Bu
yazı için iki alternatif başlık düşündüm: ‘Barut Fıçısı – Makedonya’ veya ‘Tek bir haç hepimizi mutlu eder mi?’
Uluslararası haberlerde fark etmişsinizdir, Makedonya’da bir
şeyler oluyor! Ama tam olarak ne olduğu konusunda net bilgiler yok.
Ben de bu yazıyı yazmadan önce başlık alternatiflerini
düşünürken, önce bu yaz gerçekleştirdiğim Makedonya seyahatimin notlarına göz
atmak istedim. Not defterime böyle bir cümle karalamışım: Tek bir haç hepimizi
mutlu eder mi? Üsküp’ün tepesine yerleştirilmiş devasa Milenyum Hacından
bahsetmişim. Yahya Kemal’in memleketi, binlerce Müslüman’ın Makedon
Hıristiyanlarla birlikte yaşadıkları, yüzyıllarca Osmanlıya ev sahipliği yapmış
şehrin hemen her noktasından gece gündüz görünen devasa hacın, şehrin hemen her
sakinini mutlu ettiğini söylemek zor. Her yıl sayısız turist çeken Üsküp’ün
tepesinde yükselen haç, şahsen bir turist olarak beni hiç mi hiç mutlu etmedi!

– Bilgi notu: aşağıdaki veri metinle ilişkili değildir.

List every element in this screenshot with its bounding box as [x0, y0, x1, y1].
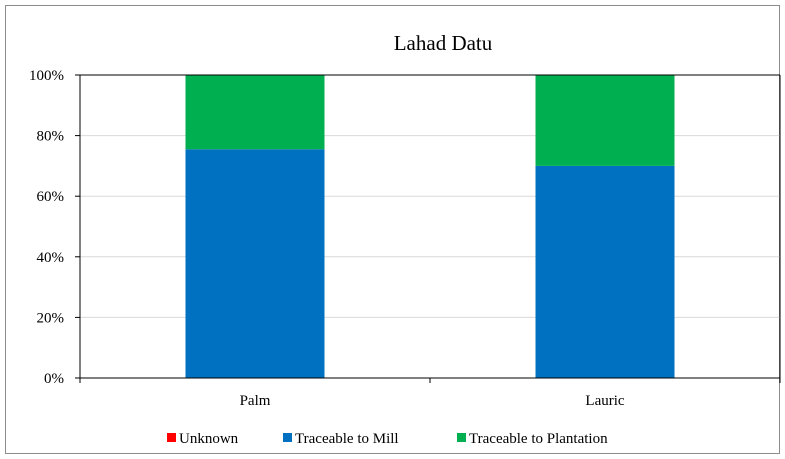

Çok kültürlü bir yapıya sahip olan Üsküp’e değer katmasından ziyade ayrımcılığı
ve farklılıkları derinleştirmiş. Bunun en açık belirtisini Üsküp çevresinde
bulunan Arnavut ve Türk köylerindeki cami yapılarında görebiliyorsunuz. Bölgede
yaşayan Müslüman ahali, Üsküp’teki dev Milenyum Hacına tepki olarak, inşa ettikleri
camilerde nerdeyse gökyüzüne kadar uzanan minareler yaptırmışlar. Bu da etkiye
tepkinin aşikar bir göstergesi olmuş! Makedonya’nın başkenti Üsküp sadece
Makedonların değil, aynı zamanda Arnavutlar, Romanlar, Boşnaklar ve Türklerin
yaşadığı tarihi bir şehir. Birçok etnik gruba yüzyıllarca kucak açmış olmasına
rağmen, şehir merkezinde Osmanlı köprüsü, Türk camisi ve çarşısı bulunmasına
rağmen tepesinde bunların hepsinin üzerinde, gölgesi altında hissiyatıyla tek
bir haç olması egemenlik vurgusu yaratıyor! Sonuçta da Üsküp'teki çok farklılık
örneğin bir Kırcaali’deki gibi, bazı Avrupa şehirlerindeki gibi özenilen,
üzerine titrenen bir durum gibi değil, daha çok ürkülen, görmezden gelinen bir
durum gibi. Böyle bir durumun da huzur getirmediği; inkar politikalarının çözüm
olmadığı, baskıcı yapıların aslında hiçbir şeyi baskılayamadığı tarih ana
tarafından insanoğluna tekrar tekrar öğretildi. Tek bir hacın herkesi mutlu
etmesi imkansız!
![]() |
Üsküp kalesinden Milenyum Hacının görünümü. |
***
Makedonya'da dolaşırken etniksel veya dinsel ayrımcılık
havasını hissetmek mümkün. Gergin bir atmosfer kurşun gibi havada asılı duruyor
sanki. Kibriti çaksan patlayacakmış gibi. Balkanlar için yüzyıllardır dile
gelen 'Barut Fıçısı' tanımının
hakkını verir gibi. İşte bugünlerde bu Barut Fıçısını yeniden fitillemek
isteyenler var.
TV'lerde protesto görüntülerini görünce; çok fazla Makedon
bayrağı, VMRO bayrakları, vatan elden gidiyor, memleketi teslim etmeyiz
sloganlarını görünce. Yani aşırı milli duygularla oynandığını fark ettim. Şahsi
tecrübeyle sabittir ki, bir yerde halkın milli duyguları kabartılmaya
çalışılıyorsa orada muhtemelen başka bir şey gizleniyordur!
***
Protestoların sebebi, yakında yapılan seçim sonrasında
derinleşen siyasi kriz. Aralarında ciddi manada Türklerin ve Arnavutların da
destek verdiği 'Makedonya Sosyal
Demokratlar Birliği' doğal olarak hükümeti kurması gerekirken,
Cumhurbaşkanı bunu engelliyor. Gerekçe; Sosyal Demokratlar Birliği Başkanı
Zaev'in Arnavut siyasi parti platformlarıyla görüşmesi, destek alması.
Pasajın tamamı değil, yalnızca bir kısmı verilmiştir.